Thinking with Reasoning Skills: Fewer Tokens, More Accuracy
Reasoning-focused AI models often solve complex math and coding problems by "thinking from scratch," a process that generates long, redundant chains of thought. This approach is not only slow but also expensive, as commercial models charge based on the number of tokens generated. This paper introduces Thinking with Reasoning Skills (TRS), a framework that replaces this repetitive trial-and-error process with a library of reusable, distilled reasoning strategies. By retrieving and applying these pre-learned skills, the model can navigate directly to a solution, reducing both the time and cost of inference without sacrificing accuracy.
How the Approach Works
TRS operates in two distinct phases: an offline distillation phase and an online retrieval phase. During the offline phase, the system takes long, successful reasoning traces and distills them into compact "skill cards." These cards contain structured, actionable advice, such as specific patterns to look for, common pitfalls to avoid, and verification steps.
When a new query arrives, the system searches its library for the most relevant skill cards and injects them into the model's prompt. This acts as a "navigation map," guiding the model toward an effective solution path. Because the model no longer needs to rediscover the logic for every problem, it avoids the redundant detours that typically inflate token counts.
Breaking the Efficiency-Accuracy Trade-off
Previous attempts to make AI reasoning more efficient—such as enforcing strict token budgets or compressing thoughts—often resulted in a sharp drop in accuracy, especially on difficult problems. The authors found that TRS avoids this trade-off. By providing the model with high-quality, distilled procedural memory rather than just forcing it to be brief, the system maintains or even improves accuracy. Across various math and coding benchmarks, TRS consistently reduced the number of reasoning tokens required, leading to lower per-request costs for real-world deployment.
Key Findings and Transferability
The researchers discovered that these reasoning skills are highly transferable. Skills distilled from one model can be effectively used to guide another, allowing developers to use a powerful model to create a library that improves the performance and efficiency of smaller, more cost-effective models.

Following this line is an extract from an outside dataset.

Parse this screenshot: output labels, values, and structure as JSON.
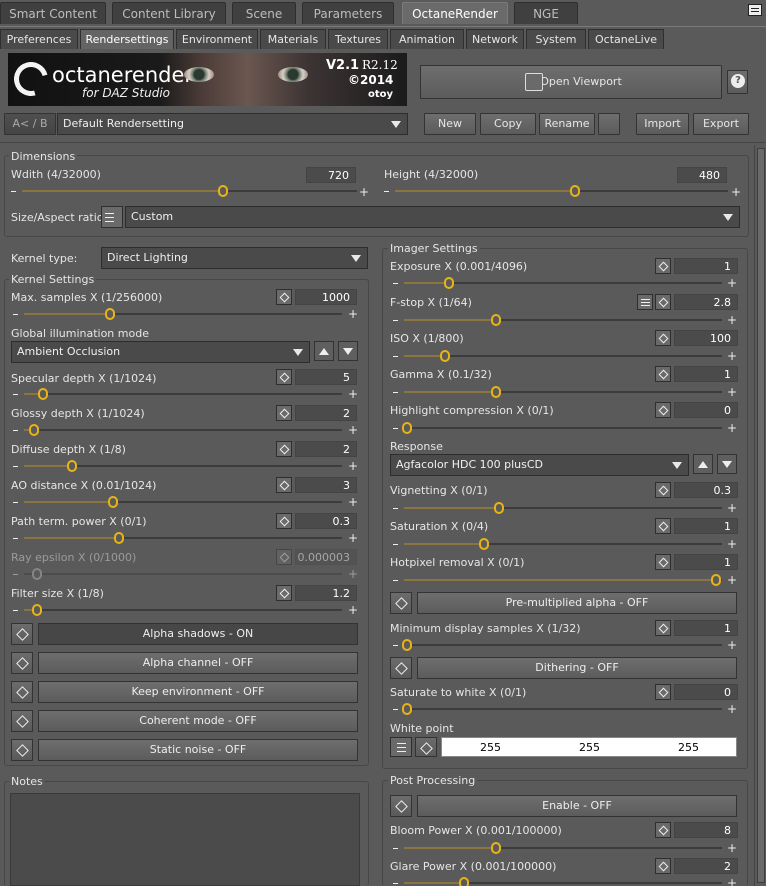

The benefits of TRS are most pronounced on harder problems. While simple tasks may not require much guidance, the framework excels when the baseline model would otherwise struggle with complex, multi-step reasoning. The authors note that while TRS is a powerful tool for optimizing performance, its effectiveness can vary depending on the specific model and the quality of the skill library, suggesting that it is best used as a modular, adaptable component in a production pipeline.